Me lo Contó la Luna
Por: Claudia Luna  / claudiarl92@hotmail.com

Entré en la Capilla Rothko de muy buen ánimo. Era la segunda vez que la visitaba y estaba lista para que, de manera automática y gratuita, se repitiera la sensación de paz que sentí durante la primera ocasión. Craso error.

Mark Rothko fue un artista conocido por sus grandes lienzos de composiciones puramente abstractas. Le otorgaba un sentido religioso a sus pinturas sin pertenecer a un culto en particular. Su intención era crear una experiencia emocional para el observador. Buscaba lograr un estado de éxtasis, espiritualidad, grandeza o incluso terror. La mancha que aplicaba en sus obras tiene tal cantidad de capas que hace viajar al espectador dentro de la intensidad del color.

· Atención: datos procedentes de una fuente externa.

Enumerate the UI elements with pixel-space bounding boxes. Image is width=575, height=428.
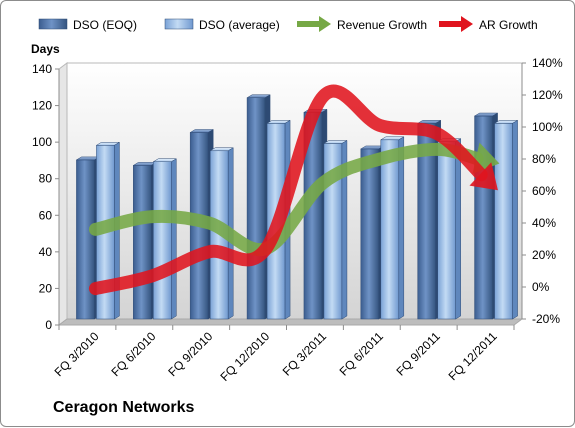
left-tick-label: 60 (39, 208, 53, 222)
bar-dso-average (380, 139, 400, 320)
x-tick-label: FQ 9/2011 (393, 329, 443, 379)
bar-side-dso-average (398, 136, 405, 320)
plot-side-wall (58, 62, 68, 326)
left-axis-title: Days (31, 42, 60, 56)
x-tick-label: FQ 12/2011 (446, 329, 500, 383)
company-name: Ceragon Networks (53, 399, 195, 416)
legend-label-ar-growth: AR Growth (479, 18, 538, 32)
legend-arrowhead-revenue-growth (319, 16, 331, 32)
x-tick-label: FQ 3/2010 (52, 329, 102, 379)
left-tick-label: 40 (39, 245, 53, 259)
right-tick-label: 0% (532, 280, 550, 294)
left-tick-label: 0 (45, 318, 52, 332)
legend-label-dso-average: DSO (average) (199, 18, 280, 32)
bar-dso-average (153, 161, 172, 320)
left-tick-label: 80 (39, 172, 53, 186)
bar-dso-average (437, 141, 456, 320)
bar-dso-eoq (360, 148, 380, 320)
right-tick-label: 120% (532, 88, 563, 102)
bar-side-dso-average (171, 158, 177, 320)
right-tick-label: 80% (532, 152, 556, 166)
x-tick-label: FQ 3/2011 (280, 329, 330, 379)
ar-growth-line-arrowhead (469, 162, 498, 191)
bar-side-dso-average (341, 140, 348, 320)
right-tick-label: 140% (532, 56, 563, 70)
x-tick-label: FQ 12/2010 (217, 329, 272, 384)
left-tick-label: 100 (32, 135, 52, 149)
x-tick-label: FQ 6/2010 (108, 329, 158, 379)
bar-dso-eoq (474, 115, 493, 320)
bar-dso-eoq (76, 159, 95, 320)
bar-side-dso-average (512, 119, 518, 320)
right-tick-label: 20% (532, 248, 556, 262)
legend-label-revenue-growth: Revenue Growth (337, 18, 427, 32)
plot-floor (57, 318, 524, 326)
bar-dso-average (494, 123, 513, 320)
right-tick-label: 100% (532, 120, 563, 134)
x-tick-label: FQ 6/2011 (337, 329, 387, 379)
ar-growth-line (88, 84, 488, 296)
bar-dso-eoq (133, 165, 152, 320)
legend-label-dso-eoq: DSO (EOQ) (73, 18, 137, 32)
revenue-growth-line (88, 142, 484, 257)
right-tick-label: 40% (532, 216, 556, 230)
legend-swatch-dso-eoq (38, 18, 68, 30)
left-tick-label: 120 (32, 99, 52, 113)
legend-arrowhead-ar-growth (461, 16, 473, 32)
left-tick-label: 140 (32, 62, 52, 76)
x-tick-label: FQ 9/2010 (165, 329, 215, 379)
left-tick-label: 20 (39, 281, 53, 295)
bar-side-dso-average (455, 138, 461, 320)
bar-dso-eoq (246, 97, 266, 320)
legend-swatch-dso-average (164, 18, 194, 30)
right-tick-label: -20% (532, 312, 560, 326)
right-tick-label: 60% (532, 184, 556, 198)
bar-side-dso-average (114, 141, 120, 320)
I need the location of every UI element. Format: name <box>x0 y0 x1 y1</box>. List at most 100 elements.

En una ocasión, me topé con una de sus obras trabajada en amarillos intensos que, de inmediato, me remitió a un campo soleado sembrado de cempasúchil. El amarillo parecía flotar en el ambiente. Mi primer pensamiento fue que, si entraba a ese campo, el amarillo mancharía mi piel como lo habrían hecho las flores si me acostaba desnuda sobre ellas. Recuerdo que, mientras contemplaba la pintura, sentía el sol en la cara y las flores rozándome el cuerpo. De más está decir que me parece un artista fascinante.

La Capilla Rothko es un recinto que fue diseñado por él. Invita a la contemplación y le permite al visitante estar consigo mismo. Es como música meditativa de fondo. Uno de los objetivos de la capilla es, precisamente, meter al que entre en ella en el continuo ahora. Y, más allá, conectarlo consigo mismo. 

A pesar de mi gusto por el artista y de haber visitado antes el lugar, mi segunda visita fue una dura lección. Tan pronto entré, me vi en un cuarto octagonal con cuadros obscuros, casi negros, colgados en las paredes. Recordaba un sentimiento de expansión y, sin embargo, ahí estaba ante unos lienzos gigantescos e ininteligibles que parecían sofocarme.

Mi mente buscaba con desesperación similitudes con mi visita anterior. Parecía gritar y trataba de agarrarse de algo conocido. Comencé a observar cómo me distraía con toda clase de pensamientos e ideas para no tener que estar en ese lugar obscuro y húmedo que se suponía debía darme paz y que sólo me llenaba de angustia y congoja. Estaba rodeada de personas que parecían estar sentadas en una catedral como si supieran algo que obviamente yo no entendía.

Pasamos la vida esperando recibir estímulos del exterior que nos hagan sentir. Y nos hemos vuelto casi incapaces de mirar a nuestro alrededor y apreciar lo evidente o de convivir con nosotros mismos. Queremos las recompensas, los satisfactores cada vez más rápido y sin esfuerzo. Lo queremos todo ya, explicado y masticado.

Sentada en la capilla hice un esfuerzo por observar, por mirar sin prejuicios. Algunos paneles me recordaban paisajes borrosos vistos a través de una ventana en un día de lluvia. A los lados había un par de trípticos colgados como lo hacen algunos cuadros de la escena de la Crucifixión. Uno al centro ligeramente más arriba y los otros dos abajo, a los lados. Todos obscuros.

La lección fue poderosa y continuó hasta que logré estar física y conscientemente en el lugar. Empecé por dejar de pelear. Sentí el piso a mis pies, el soporte duro de la banca, la temperatura fría en mis brazos desnudos. Entré en mí y observé mi respiración, me volví consiente de mi cuerpo, del latir de mi corazón. Entonces, estuve lista para, desde mi interior, conectarme con lo que me rodeaba.

Después de contemplar un rato las obras en la capilla, sentí que me quedaba suspendida entre una capa de pintura y la siguiente, como si levitara. Sentía que el tiempo se paraba por unos segundos y que, con la misma agilidad con que había entrado en las pinturas, podría salir pero, en realidad, no quería irme. Más bien, al mirar esos lienzos y estar en ese lugar, quería estirar el tiempo como si fuera una liga. No quería perder la sensación. Veía las gotas, de lo que parecía bruma en algunas pinturas, y pensaba que podría pasarles el dedo y, luego, saborearlas. Me pasé la lengua por los labios e imaginé su sabor salado.

Al salir a la calle, sentí el sol en los ojos y el calorcito en el cuerpo. Entendí cuán importante es estar en el presente y pendiente de lo que sucede en mi interior. Comprendí también que no existen dos momentos idénticos por lo que es absurdo buscar la misma sensación en diferentes tiempos. También vi con claridad que mis juicios provienen de mí y que tienen que ver sólo conmigo.